August 24, 2007 / 7:28 PM / 12 years ago

Exercise may restore some youth to blood vessels

NEW YORK (Reuters Health) - Moderate exercise might help older adults’ blood vessels relax, a study has found — pointing to one reason why exercise lowers the risk of heart attacks and strokes.

As people age, their blood vessels can become more constricted and less pliable in response to blood flow, a change that contributes to high blood pressure and clogged arteries.

But in the new study, older men who took up regular exercise were able to substantially reduce this effect of aging.

The findings are good news for sedentary older adults, researchers say, because the benefit required only moderate activity — namely, taking a walk five times a week.

“This is exercise that I would stress can be done by most older adults,” said senior study author Dr. Christopher A. DeSouza of the University of Colorado in Boulder.

He and his colleagues report the findings in the medical journal Hypertension.

The study included 28 healthy but sedentary men: 13 in their 20s and 15 in their 60s. For the first phase of the research, DeSouza and his colleagues used a test called plethysmography to measure blood vessel function in each man’s forearm. They found that the older men’s blood vessels were generally more constricted than those of their younger counterparts.

Next, the researchers had eight of the older men begin a three-month exercise program, while the rest remained sedentary. The exercisers worked out moderately, typically walking for about an hour, five days per week.

At the end of the three months, the exercise group showed a sharp turnaround in blood vessel constriction - with test results looking more like those of the younger men from the earlier study than the sedentary group their own age.

The improvement in blood vessel function occurred without improvements in the men’s weight, body fat, blood pressure or other traditional indicators of heart health.

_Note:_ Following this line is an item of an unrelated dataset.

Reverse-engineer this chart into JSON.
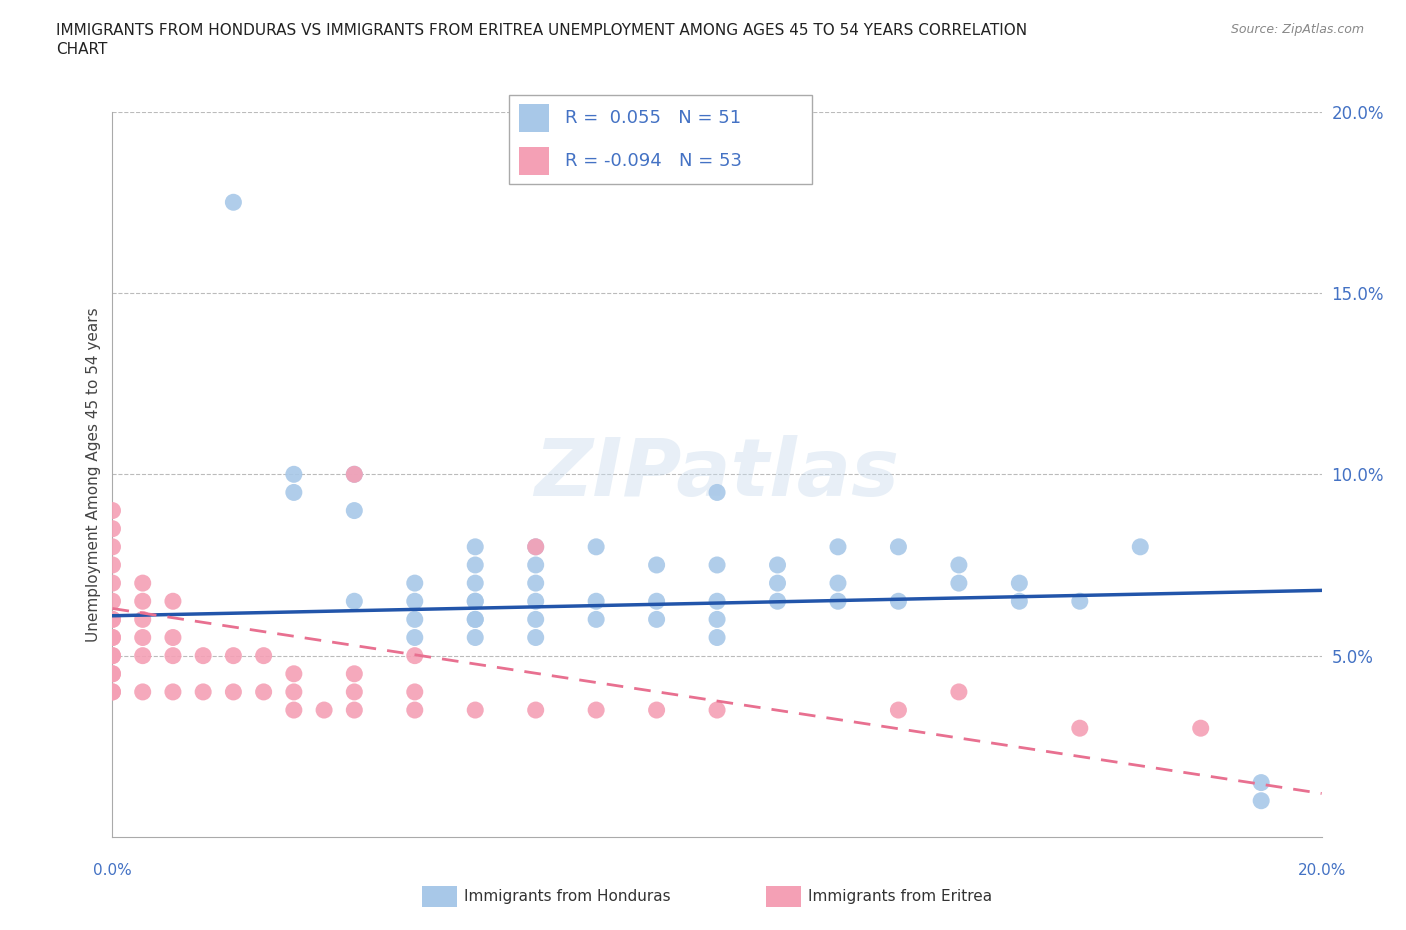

This is important, DeSouza told Reuters Health, because even if people aren’t seeing obvious benefits from exercise — like a smaller waistline — they may still be making improvements on the inside.

Another key point, he noted, is that all of the older men in the study had been long-time couch potatoes, yet were still able to benefit from starting an exercise routine in their 60s.

“It’s that old adage, ‘It’s never too late to start,” DeSouza said.